Publicado 22/12/2025 07:13

A IU busca repetir em Aragão outra candidatura de unidade com um aviso a Sumar: alianças com aqueles que "existem" no território

O coordenador federal da IU e candidato à presidência da Junta pela coalizão Por Andalucía, Antonio Maíllo, realiza uma coletiva de imprensa sobre várias questões políticas atuais em nível nacional e andaluz.
Francisco J. Olmo - Europa Press

Maíllo se dirige ao Chunta, mas, acima de tudo, ao Podemos, enfatizando que nessa comunidade a fragmentação eleitoral é menos penalizadora

MADRID, 22 dez. (EUROPA PRESS) -

O coordenador federal da IU, Antonio Maíllo, defendeu a formação de candidaturas unitárias em todos os territórios, no estilo de Unidas por Extremadura, e pede que isso seja feito em Aragão, na próxima convocação eleitoral, com uma clara advertência a Sumar, enfatizando que as alianças devem ser construídas com organizações que "realmente existem no território".

No caso de Aragão, ele enfatizou que há conversas para tentar criar uma lista eleitoral única entre os partidos da esquerda alternativa e negou que haja vetos cruzados, como afirmou no domingo o Chunta Aragonesista, que estava pessimista quanto às chances de estabelecer uma frente ampla.

De qualquer forma, Maíllo disse que, em todo caso, seu partido está comprometido com coalizões amplas, mesmo que não estejam unidas, em uma mensagem clara ao Podemos em um território onde eles nunca se uniram, afirmando que nessa região autônoma a fragmentação eleitoral é menos punitiva.

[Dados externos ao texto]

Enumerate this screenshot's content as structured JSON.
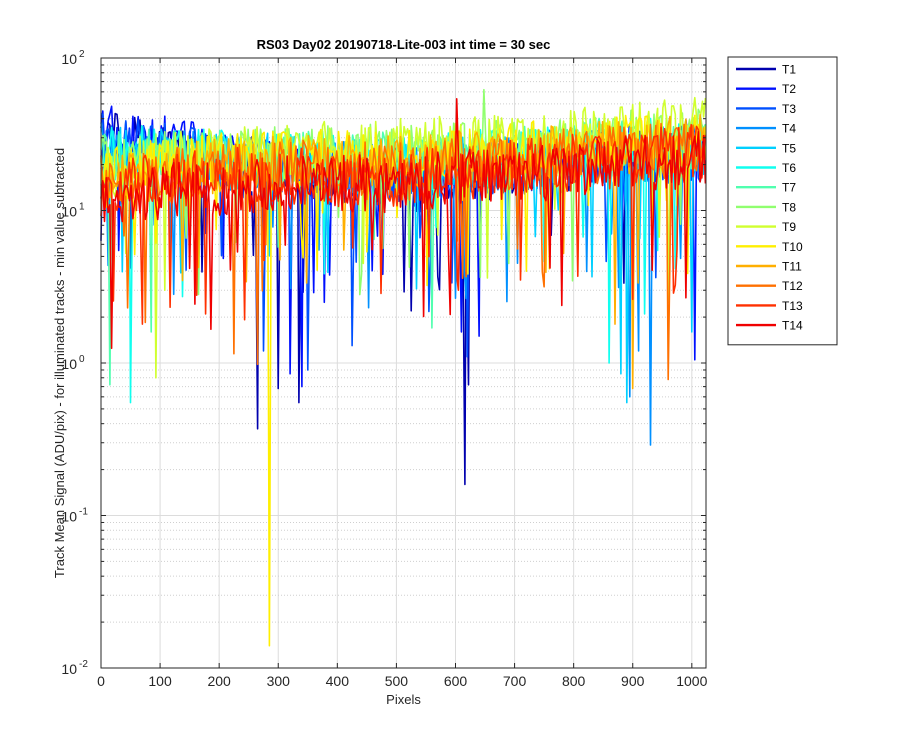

Foi o que ele disse em uma coletiva de imprensa realizada na sede da IU em Sevilha para avaliar os resultados das eleições na Extremadura e elogiar o resultado de Unidas por Extremadura, a candidatura de seu partido junto com Podemos e Alianza Verde, que foi "espetacular", revelando que o caminho a seguir são projetos unitários, com "respeito" por todas as organizações, "visibilidade compartilhada" e vinculados ao território.

Maíllo afirmou que a candidatura extremenha cresceu de quatro para sete assentos na Extremadura, quatro dos quais serão destinados a membros da IU e os três restantes a membros do Podemos, incluindo a cabeça de lista Irene de Miguel.

"Acreditamos que é hora de estruturar esses espaços como sempre defendemos e a partir de uma integração de tudo o que realmente existe em cada território e, com base nisso, fazer uma proposta política que gere uma mobilização cheia de esperança", enfatizou em sua aparição para, em seguida, enfatizar que em Aragão pode haver uma alternativa da esquerda alternativa que é fundamental para impedir uma maioria absoluta para o PP e alcançar um governo progressista alternativo.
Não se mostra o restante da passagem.